Thursday, 29 October 2009

Zero legitimacy.



One thing I think people are missing regarding the likely appointment of Tony Blair as the permanent President of the European Union: forget who is going to take the role for a minute, just where is the scrutiny for such a role even existing?

If Blair does get the post as I believe he will, it will have had exactly zero endorsement from the electorate as virtually nobody in the continent, let alone our country, has even had a say on whether there should be a President of the EU.

Even the most rabid europhile who has any interest whatsoever in this thing have even an whiff of democratic legitimacy cannot defend that fact. It blows my mind that we are debating who should be President, and not that it is a national scandal and disgrace that nobody has ever had a say on this post, as is the case with so many other aspects of the EU.

And it is important to remember that the self-amending Lisbon Treaty will also mean that we will never again get a referendum on further power grabs. The EU elite are now perfectly entitled, according to the rules they set, to go now as far as they want because people's "elected representatives" (read: Gordon Brown) have decided as much.

Friday, 23 October 2009

The BNP and Question Time.



They complained, cried foul, claimed bias, predicted disaster. But the BNP's Leader Nick Griffin appearing on Question Time did not directly benefit the party.

It was absurd that the entire program was based around Griffin and his own party's belief. Scrutiny is fine, but the world still turns and there were many issues far more deserving of discussion this week than the BNP, which the show was almost exclusively about.

Perhaps though this was a fair reflection of the totally self-defeating media storm kicked off in the run up to Griffin's appearance. Socialist and communist protesters outside BBC Studio HQ, double-page spread after double-page spread in the papers and several politicians calling Griffin's appearance illegal and wrong, with very little substance backing up the arguments. At the end of the day though, Griffin came across as out of his league, which he was. I expected as much from a man whose beliefs are so utterly incoherent and flawed, though the so-called "anti-fascists" obviously disagree with that.

The facts are really very simple. The BNP pick up votes due to the issue of immigration along with the current general disgust with our politicians. What is required then is not to ignore them or wheel out pathetic sound bites as the Labour and Tory representatives did on the show tonight. How interesting for example it will be to see a Conservative government bring in a cap on immigration when hundreds of millions of people can move freely from country to country inside the European Union!

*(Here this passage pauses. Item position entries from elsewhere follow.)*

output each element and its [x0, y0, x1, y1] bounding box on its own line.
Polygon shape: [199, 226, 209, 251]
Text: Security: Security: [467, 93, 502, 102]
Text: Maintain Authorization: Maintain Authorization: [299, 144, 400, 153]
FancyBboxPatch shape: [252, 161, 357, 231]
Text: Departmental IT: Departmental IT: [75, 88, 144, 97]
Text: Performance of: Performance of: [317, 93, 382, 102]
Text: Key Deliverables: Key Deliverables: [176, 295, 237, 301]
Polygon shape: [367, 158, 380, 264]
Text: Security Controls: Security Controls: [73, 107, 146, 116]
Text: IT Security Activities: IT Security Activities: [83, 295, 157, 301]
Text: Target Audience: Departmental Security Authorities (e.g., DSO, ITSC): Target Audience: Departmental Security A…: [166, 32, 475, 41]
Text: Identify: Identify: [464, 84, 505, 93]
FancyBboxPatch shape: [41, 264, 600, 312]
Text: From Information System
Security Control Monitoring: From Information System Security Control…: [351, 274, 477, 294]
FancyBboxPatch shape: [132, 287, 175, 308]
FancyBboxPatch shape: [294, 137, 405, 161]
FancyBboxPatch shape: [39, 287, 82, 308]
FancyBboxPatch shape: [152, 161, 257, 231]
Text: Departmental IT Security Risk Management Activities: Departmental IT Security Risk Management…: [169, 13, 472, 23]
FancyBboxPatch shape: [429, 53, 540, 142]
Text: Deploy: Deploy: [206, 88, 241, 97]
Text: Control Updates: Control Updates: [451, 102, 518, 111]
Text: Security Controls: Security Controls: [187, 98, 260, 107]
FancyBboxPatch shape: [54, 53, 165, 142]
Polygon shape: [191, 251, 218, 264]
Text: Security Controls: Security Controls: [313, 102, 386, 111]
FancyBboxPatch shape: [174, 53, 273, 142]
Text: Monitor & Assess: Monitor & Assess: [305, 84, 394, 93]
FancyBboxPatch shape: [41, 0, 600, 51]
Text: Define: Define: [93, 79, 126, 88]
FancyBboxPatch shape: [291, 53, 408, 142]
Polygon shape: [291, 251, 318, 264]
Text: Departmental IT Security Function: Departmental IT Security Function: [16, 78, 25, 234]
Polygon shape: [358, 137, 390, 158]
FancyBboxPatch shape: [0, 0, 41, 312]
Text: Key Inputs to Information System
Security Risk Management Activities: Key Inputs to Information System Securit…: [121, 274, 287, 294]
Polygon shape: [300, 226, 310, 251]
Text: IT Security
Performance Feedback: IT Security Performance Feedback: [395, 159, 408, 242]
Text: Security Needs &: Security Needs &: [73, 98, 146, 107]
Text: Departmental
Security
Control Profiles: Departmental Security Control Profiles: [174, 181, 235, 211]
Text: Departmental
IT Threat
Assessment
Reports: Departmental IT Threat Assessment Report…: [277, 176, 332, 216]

Instead, it must be accepted that while the BNP have had and likely always will have a racist core of supporters, many are now won over by their simplistic and flawed arguments due to hatred for the Westminster clique. I have always said that one of UKIP's key battles must be to make the case for a moderate, sensible policy of controlled immigration that does not let in some and not allow others in because where they come from like we have now. We need a system along the lines of those seen in Australia and America.

After all if we don't, who will? And if nobody does, the BNP will continue to grow.